Tuesday, June 14, 2016

Tandem Computers, Inc.

The Tandem computer was the granddaddy of fault-tolerant systems. Tandem’s first system was delivered in 1976. Forty years later, its original architecture remains the dominant fault-tolerant technology. Then and now, a Tandem system was a loosely coupled multiprocessor system that contained anywhere from two to sixteen independent processors in a node. Up to 255 nodes could be included in a single network, linked via Tandem’s Expand communication network.


The processors in a node were linked via a duplexed, interprocessor messaging bus called the Dynabus, capable of a 26 megabyte/second data rate.

All device controllers were dual-ported so that there was always a path to a device even if a processor failed. All critical processes ran as process pairs in two different processors. One process was the primary process, and one was the backup process. The primary process kept its backup process synchronized via checkpointing messages. Should the primary process fail (presumably due to a processor failure), the backup process took over and continued processing with no apparent interruption to the user. (Tandem’s later inclusion of the Pathway process monitor eliminated the need for application programmers to write checkpointed process pairs.)
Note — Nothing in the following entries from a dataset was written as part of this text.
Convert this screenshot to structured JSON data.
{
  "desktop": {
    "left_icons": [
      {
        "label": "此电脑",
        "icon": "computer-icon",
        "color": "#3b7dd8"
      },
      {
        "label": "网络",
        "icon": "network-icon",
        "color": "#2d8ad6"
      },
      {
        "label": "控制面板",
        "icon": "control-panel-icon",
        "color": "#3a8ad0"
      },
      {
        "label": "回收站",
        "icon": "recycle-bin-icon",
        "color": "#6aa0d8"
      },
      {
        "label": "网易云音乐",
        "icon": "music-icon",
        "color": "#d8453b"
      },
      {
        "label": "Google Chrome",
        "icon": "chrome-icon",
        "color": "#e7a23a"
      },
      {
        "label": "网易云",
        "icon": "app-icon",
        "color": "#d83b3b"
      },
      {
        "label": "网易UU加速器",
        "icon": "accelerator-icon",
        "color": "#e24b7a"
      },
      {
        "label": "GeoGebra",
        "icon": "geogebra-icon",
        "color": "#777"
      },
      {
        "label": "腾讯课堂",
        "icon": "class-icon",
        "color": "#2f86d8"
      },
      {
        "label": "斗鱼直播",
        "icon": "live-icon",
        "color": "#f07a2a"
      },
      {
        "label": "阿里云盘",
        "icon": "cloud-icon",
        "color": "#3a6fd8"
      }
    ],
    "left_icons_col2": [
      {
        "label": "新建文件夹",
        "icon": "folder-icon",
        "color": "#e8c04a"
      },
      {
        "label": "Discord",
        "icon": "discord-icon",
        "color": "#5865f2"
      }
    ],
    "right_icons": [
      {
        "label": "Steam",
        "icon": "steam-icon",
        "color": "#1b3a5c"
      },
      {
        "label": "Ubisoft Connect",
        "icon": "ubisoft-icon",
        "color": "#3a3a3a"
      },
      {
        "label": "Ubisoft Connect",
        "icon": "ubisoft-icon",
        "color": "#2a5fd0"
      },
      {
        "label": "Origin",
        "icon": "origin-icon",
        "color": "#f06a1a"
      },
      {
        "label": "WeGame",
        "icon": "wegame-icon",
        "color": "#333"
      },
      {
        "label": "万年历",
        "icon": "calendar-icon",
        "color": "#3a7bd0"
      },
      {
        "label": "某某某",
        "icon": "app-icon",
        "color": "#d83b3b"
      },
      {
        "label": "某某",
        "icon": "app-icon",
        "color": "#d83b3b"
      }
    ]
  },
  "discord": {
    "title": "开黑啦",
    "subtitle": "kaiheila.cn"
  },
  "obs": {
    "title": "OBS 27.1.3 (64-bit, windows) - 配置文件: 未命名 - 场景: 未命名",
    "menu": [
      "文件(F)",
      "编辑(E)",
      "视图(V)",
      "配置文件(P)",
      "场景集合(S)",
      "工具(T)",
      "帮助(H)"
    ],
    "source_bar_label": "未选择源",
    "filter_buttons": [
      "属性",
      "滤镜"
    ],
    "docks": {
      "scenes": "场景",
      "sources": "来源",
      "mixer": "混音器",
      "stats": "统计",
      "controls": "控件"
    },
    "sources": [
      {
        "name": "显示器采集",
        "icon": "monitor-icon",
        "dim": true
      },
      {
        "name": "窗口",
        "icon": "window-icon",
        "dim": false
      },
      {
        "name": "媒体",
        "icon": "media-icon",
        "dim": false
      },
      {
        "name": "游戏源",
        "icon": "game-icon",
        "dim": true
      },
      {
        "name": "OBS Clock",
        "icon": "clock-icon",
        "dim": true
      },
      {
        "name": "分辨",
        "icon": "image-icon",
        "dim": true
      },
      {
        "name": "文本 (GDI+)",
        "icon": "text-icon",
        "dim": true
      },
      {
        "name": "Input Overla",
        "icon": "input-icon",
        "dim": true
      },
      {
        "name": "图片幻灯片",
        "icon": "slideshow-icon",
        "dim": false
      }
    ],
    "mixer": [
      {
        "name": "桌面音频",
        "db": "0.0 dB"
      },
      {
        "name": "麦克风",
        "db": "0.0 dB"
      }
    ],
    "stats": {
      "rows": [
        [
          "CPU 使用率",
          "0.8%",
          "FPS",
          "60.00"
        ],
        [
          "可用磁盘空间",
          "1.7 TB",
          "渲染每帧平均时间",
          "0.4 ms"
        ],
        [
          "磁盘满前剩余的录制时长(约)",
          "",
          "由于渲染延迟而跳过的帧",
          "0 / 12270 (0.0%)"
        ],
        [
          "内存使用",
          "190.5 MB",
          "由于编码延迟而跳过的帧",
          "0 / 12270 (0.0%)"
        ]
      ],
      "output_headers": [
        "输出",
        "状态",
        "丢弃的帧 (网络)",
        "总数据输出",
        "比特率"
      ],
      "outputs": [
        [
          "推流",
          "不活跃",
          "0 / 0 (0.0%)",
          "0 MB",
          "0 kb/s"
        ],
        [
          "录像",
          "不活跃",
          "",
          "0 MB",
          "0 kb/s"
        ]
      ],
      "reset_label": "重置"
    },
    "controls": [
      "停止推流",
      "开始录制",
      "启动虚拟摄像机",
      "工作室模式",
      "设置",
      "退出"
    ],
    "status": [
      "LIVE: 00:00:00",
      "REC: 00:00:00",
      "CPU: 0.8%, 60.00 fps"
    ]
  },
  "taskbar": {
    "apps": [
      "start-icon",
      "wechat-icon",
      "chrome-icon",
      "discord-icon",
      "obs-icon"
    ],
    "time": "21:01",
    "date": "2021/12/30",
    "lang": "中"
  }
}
With Tandem’s second release of its product, the Tandem NS2, each processor could be configured with two megabytes of memory. Each mirrored disk pair could provide 128 megabytes of memory (yes, that’s megabytes, not gigabytes).

Tandem was acquired by Compaq in 1997, which then was acquired by HP in 2002. Tandem computers are now known as HPE NonStop computers. (HPE is HP Enterprise, one of the two companies that resulted from the split in 2015 of Hewlett Packard into HP, Inc., which sells HP personal computers and printers, and HPE, which markets HP server, storage, and networking systems.) 

Sunday, June 12, 2016

Techniques - Which can use to influence the SQL compiler's choice of execution plan

Below techniques which can influence the SQL compiler's choice of execution plan.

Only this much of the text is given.